I have been a movie fan for most of my life and a film critic since 1986 (my first published review was for "Platoon"). Since that time I have written for several news and entertainment publications in California, Utah and Idaho. Big fan of the Academy Awards - but wish it would go back to the five-minute dinner it was in May, 1929. A former member of the San Diego Film Critics Society and current co-host of "The Movie Guys," each Sunday afternoon on KOGO AM 600 in San Diego with Kevin Finnerty.

'Movie Review: Fantastic Four (2015)' have 15 comments

  1. The Critical Movie Critics

    August 8, 2015 @ 5:28 pm qualified_sassypants

    2015 the year Catwoman became the second worst big budget comic adaption.

  2. The Critical Movie Critics

    August 9, 2015 @ 5:16 pm treyhealey

    Can we lay this to bed already? The Fantastic Four suck. Doesn’t matter who makes the movie, doesn’t matter who stars in it. The Fantastic Four is superhero herpes.

  3. The Critical Movie Critics

    August 9, 2015 @ 5:58 pm Devon Peterson Jr.


  4. The Critical Movie Critics

    August 9, 2015 @ 6:25 pm Cortana

    Strange movie almost like parts of different movies were edited together and none of it was very good. Back story stuff, science-engineering stuff, speedy super power discovery stuff, tacked on fight.

    • The Critical Movie Critics

      August 9, 2015 @ 8:58 pm strategy 3030

      The result of those pesky studio heads meddling where they don’t belong […]

  5. The Critical Movie Critics

    August 9, 2015 @ 6:33 pm PacificRimJob

    Doctor Doom is one of the best villains created and he was reduced to a freaky aside. Total fail. Inexcusable oversight by the writers. I have so much hate for this movie I can’t properly put it into words. Fuck you for ruining him.

  6. The Critical Movie Critics

    August 9, 2015 @ 6:55 pm omniphone

    Josh Trank said this was not his vision and I believe him.

    • The Critical Movie Critics

      August 9, 2015 @ 11:13 pm Papa O'Neal

      I don’t. There were reports he came to the set drunk, isolated himself from cast and crew, micromanaged, etc. The studio isn’t without fault but Trank was over his head from the beginning.

  7. The Critical Movie Critics

    August 9, 2015 @ 8:10 pm Maplelynch

    Everyone involved in the film should be caged and transported to Doom’s horribly constructed barren wasteland of a dimension and left to think about what they’ve done for eternity…

  8. The Critical Movie Critics

    August 9, 2015 @ 8:21 pm HighGradeLeprechaun

    Watch ‘The Incredibles’ to see a Fantastic Four film developed correctly.

  9. The Critical Movie Critics

    August 9, 2015 @ 9:40 pm Sanibell

    I can’t believe I’m saying I prefer the Jessica Alba version more.

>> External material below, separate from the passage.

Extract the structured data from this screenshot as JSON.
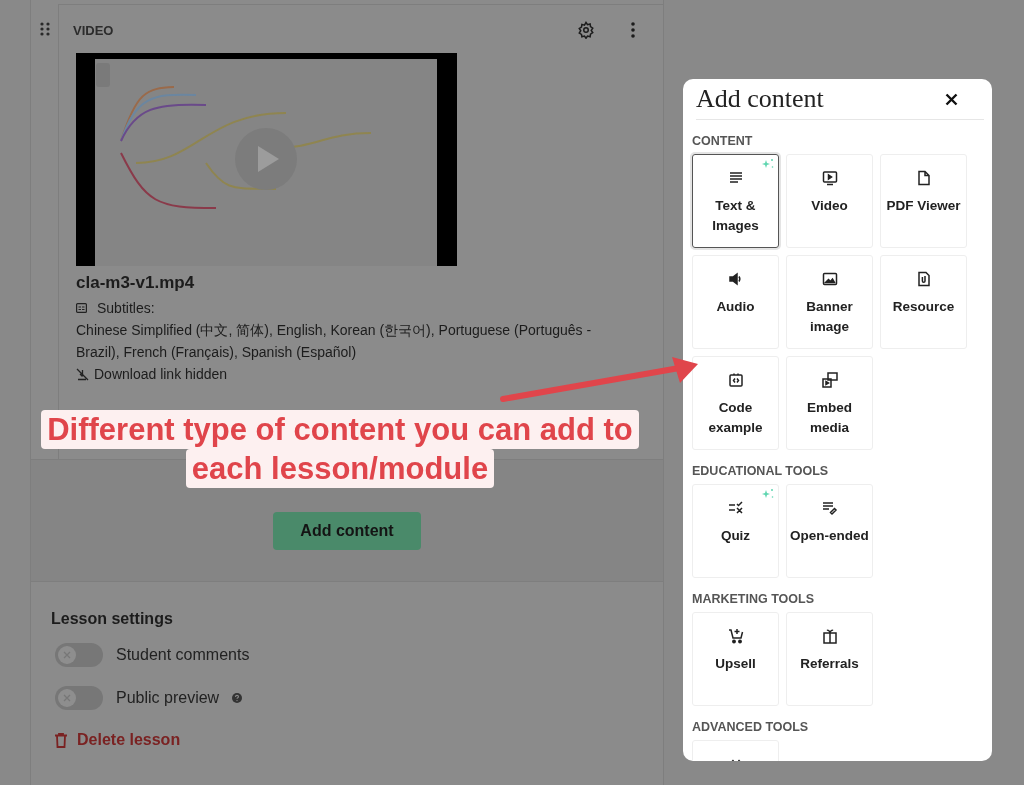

This started out promising but quickly falls apart into a hodgepodge of half-baked ideas and nonsense.

  10. The Critical Movie Critics

    August 10, 2015 @ 6:57 am Romanik

    3 strikes and your out. Give it back to Marvel now.

  11. The Critical Movie Critics

    August 12, 2015 @ 12:19 am Mark

    This was not ‘marvel/disney’ as you say. This movie was Fox and Fox alone. They only have the rights from Marvel.

  12. The Critical Movie Critics

    August 12, 2015 @ 3:39 pm Billy Kryptonight

    I liked it despite it taking forever for anything to actually happen. The darker tone fit the story and everyone did a good job with their respective roles. With the origin story out of the way I’d watch a sequel…

  13. The Critical Movie Critics

    August 13, 2015 @ 1:48 pm Irus

    Ironic to me that a movie so reliant on science can be so stupid.